Zoom Réforme du marché du travail : ce qui va changer

Le 11 janvier 2013, les partenaires sociaux ont trouvé un accord sur la sécurisation de l’emploi. Il offre à la fois plus de flexibilité aux entreprises et plus de sécurité aux salariés. Le patronat est notamment parvenu à limiter l’intervention des juges en cas de licenciement, en modifiant les règles qui encadrent la mise en oeuvre d’un plan social. Cela passera désormais soit par la négociation d’un accord majoritaire, soit par une homologation de l’administration.

Autre nouveauté : la possibilité de conclure des "accords de maintien dans l’emploi" : ils permettront aux entreprises en difficulté de baisser les salaires ou d’augmenter le temps de travail en échange d’un engagement à préserver l’emploi. Des accords de ce type existaient déjà, mais ils seront désormais mieux encadrés.

De leur côté, les syndicats ont obtenu de nouveaux droits, dont certains sont attachés à la personne et non plus au contrat de travail : généralisation de la complémentaire santé à tous les salariés, création d’un compte personnel de formation transférable d’un emploi à un autre, création de droits rechargeables à l’assurance chômage, taxation de certains contrats précaires, encadrement du temps partiel, etc.

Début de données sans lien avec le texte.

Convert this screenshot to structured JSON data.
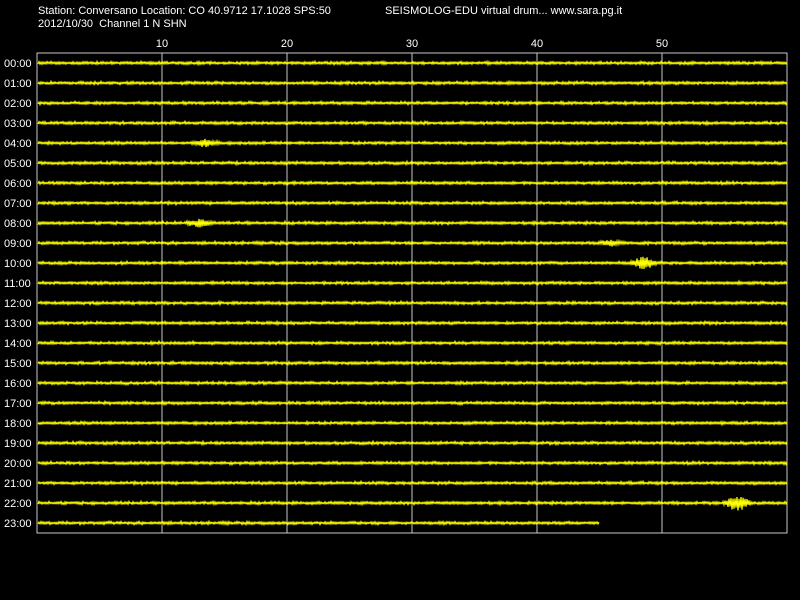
{
  "header": {
    "station_line": "Station: Conversano Location: CO 40.9712 17.1028 SPS:50",
    "date_line": "2012/10/30  Channel 1 N SHN",
    "software": "SEISMOLOG-EDU virtual drum... www.sara.pg.it"
  },
  "chart_data": {
    "type": "line",
    "x_ticks": [
      "10",
      "20",
      "30",
      "40",
      "50"
    ],
    "x_range": [
      0,
      60
    ],
    "rows": [
      "00:00",
      "01:00",
      "02:00",
      "03:00",
      "04:00",
      "05:00",
      "06:00",
      "07:00",
      "08:00",
      "09:00",
      "10:00",
      "11:00",
      "12:00",
      "13:00",
      "14:00",
      "15:00",
      "16:00",
      "17:00",
      "18:00",
      "19:00",
      "20:00",
      "21:00",
      "22:00",
      "23:00"
    ],
    "last_row_end_minute": 45,
    "events": [
      {
        "row": "04:00",
        "minute": 13.5,
        "amplitude": 1.6
      },
      {
        "row": "08:00",
        "minute": 13,
        "amplitude": 1.8
      },
      {
        "row": "09:00",
        "minute": 46,
        "amplitude": 1.4
      },
      {
        "row": "10:00",
        "minute": 48.5,
        "amplitude": 3.2
      },
      {
        "row": "22:00",
        "minute": 56,
        "amplitude": 4.0
      }
    ],
    "grid": true,
    "trace_color": "#ffff00",
    "grid_color": "#c8c8c8",
    "background_color": "#000000"
  }
}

Bien entendu, cet indicateur ne compare que les règles en vigueur et ne dit rien sur les pratiques des entreprises et des organisations syndicales. Et il est vrai que les plans sociaux sont très souvent conflictuels : les syndicats n’hésitent pas à faire de l’obstruction, en se lançant dans une bataille juridique pour faire respecter les procédures. Mais s’ils réagissent de cette manière, c’est que c’est le seul moyen qu’ils ont pour se faire entendre face à un patronat qui refuse de négocier en amont les restructurations. Ce qui est en cause, c’est donc la mauvaise qualité du dialogue social en France plus que la rigidité du droit du travail. Et sur ce point, l’accord du 11 janvier change sensiblement la donne, en réduisant le risque juridique pour les employeurs et en donnant davantage de place à la négociation sociale.